31 March 2003

recycling chemical horror stories
The coalition has destroyed a massive terrorist facility! Calloo! Callay!

Reuters gives details:

AS SAYLIYA CAMP: The United States said today that US-led forces had destroyed "a massive terrorist facility" in northern Iraq which could have been used by al Qaeda to make chemical weapons.

The head of the Joint Chiefs of Staff, General Richard Myers, told CNN the site in northeast Iraq could have been a training ground and may have produced the lethal poison ricin that was found in a London flat in January.

"We attacked and now have gone in on the ground into a site in northeast Iraq where Ansar al-Islam and al Qaeda had been working on poisons," Myers said.
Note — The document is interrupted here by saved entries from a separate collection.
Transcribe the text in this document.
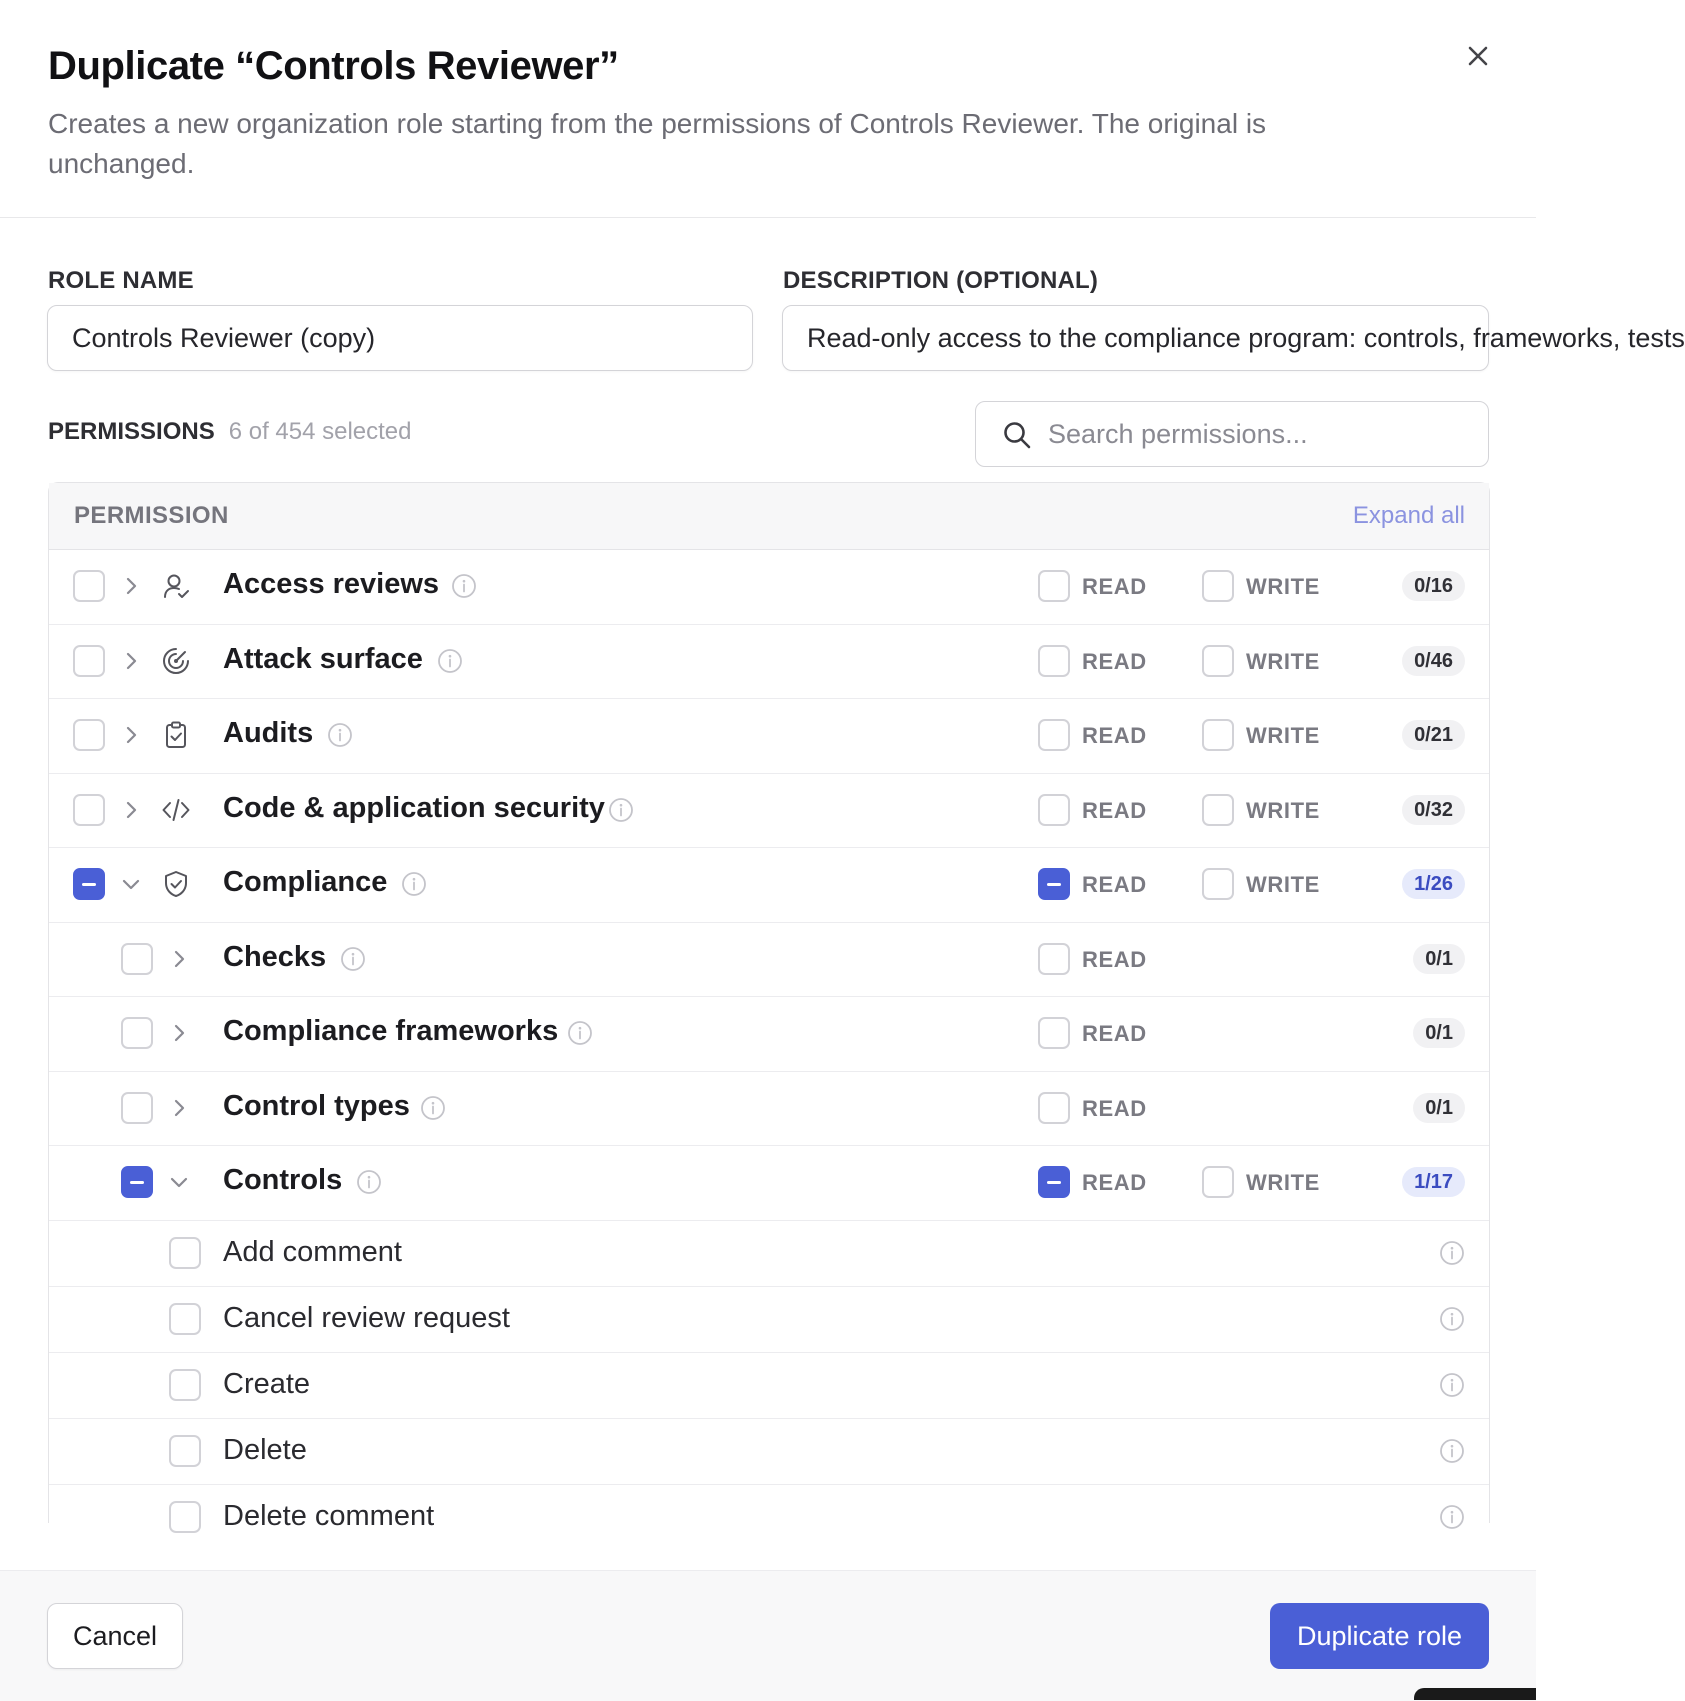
Duplicate “Controls Reviewer”
Creates a new organization role starting from the permissions of Controls Reviewer. The original is unchanged.
ROLE NAME
Controls Reviewer (copy)
DESCRIPTION (OPTIONAL)
Read-only access to the compliance program: controls, frameworks, tests
PERMISSIONS 6 of 454 selected	Search permissions...
PERMISSION	Expand all
Access reviews	READ	WRITE	0/16
Attack surface	READ	WRITE	0/46
Audits	READ	WRITE	0/21
Code & application security	READ	WRITE	0/32
Compliance	READ	WRITE	1/26
Checks	READ	0/1
Compliance frameworks	READ	0/1
Control types	READ	0/1
Controls	READ	WRITE	1/17
Add comment
Cancel review request
Create
Delete
Delete comment
Cancel	Duplicate role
"It's from this site where people were trained and where poisons were developed that migrated into Europe. We think that's probably where the ricin found in London probably came."


Um, sadly we've been down this road before. At Secretary of State Powell's last appearance before the UN on 6 February he told a shocked (but not yet awed) world about a 'terrorist chemicals and poisons factory' making ricin.

Mr Powell cited the presence of the extremist Ansar al-Islam near the Iranian border in Iraq as further evidence of the link between Saddam Hussein and al-Qaida. Whitehall sources suggest that though he might have sent an agent to penetrate the group, there was all the difference between that and being in a position to control or direct the Ansar al-Islam group.

"Baghdad's writ genuinely does not run there," said a senior Whitehall source who described the camp as a "little node of Islamic extremism". Earlier this week Mullah Krekar, leader of Ansar al-Islam, said that far from promoting links with the Iraqi regime, he wanted to see the end of it. "I am against Saddam Hussein. I want [Iraq] to change into an Islamic regime", he told the Guardian.


But, wait!

If Colin Powell were to visit the shabby military compound at the foot of a large snow-covered mountain, he might be in for an unpleasant surprise. The US Secretary of State last week confidently described the compound in north-eastern Iraq - run by an Islamic terrorist group Ansar al-Islam - as a 'terrorist chemicals and poisons factory.'

Yesterday, however, it emerged that the terrorist factory was nothing of the kind - more a dilapidated collection of concrete outbuildings at the foot of a grassy sloping hill. Behind the barbed wire, and a courtyard strewn with broken rocket parts, are a few empty concrete houses. There is a bakery. There is no sign of chemical weapons anywhere - only the smell of paraffin and vegetable ghee used for cooking.


I guess we should congratulate Ansar al-Islam. Between 9 February and 30 March they managed to progress from crude cyanide to ricin and from a 'dilapidated collection of concrete outbuildings' to a 'terrorist chemicals and poisons factory'.

I suppose without more detail there is a remote chance that the Ansar pocket contained two massive terrorist facilities, but I doubt it. Oh well, anyone know how many times Nasirirya has fallen to the coalition today?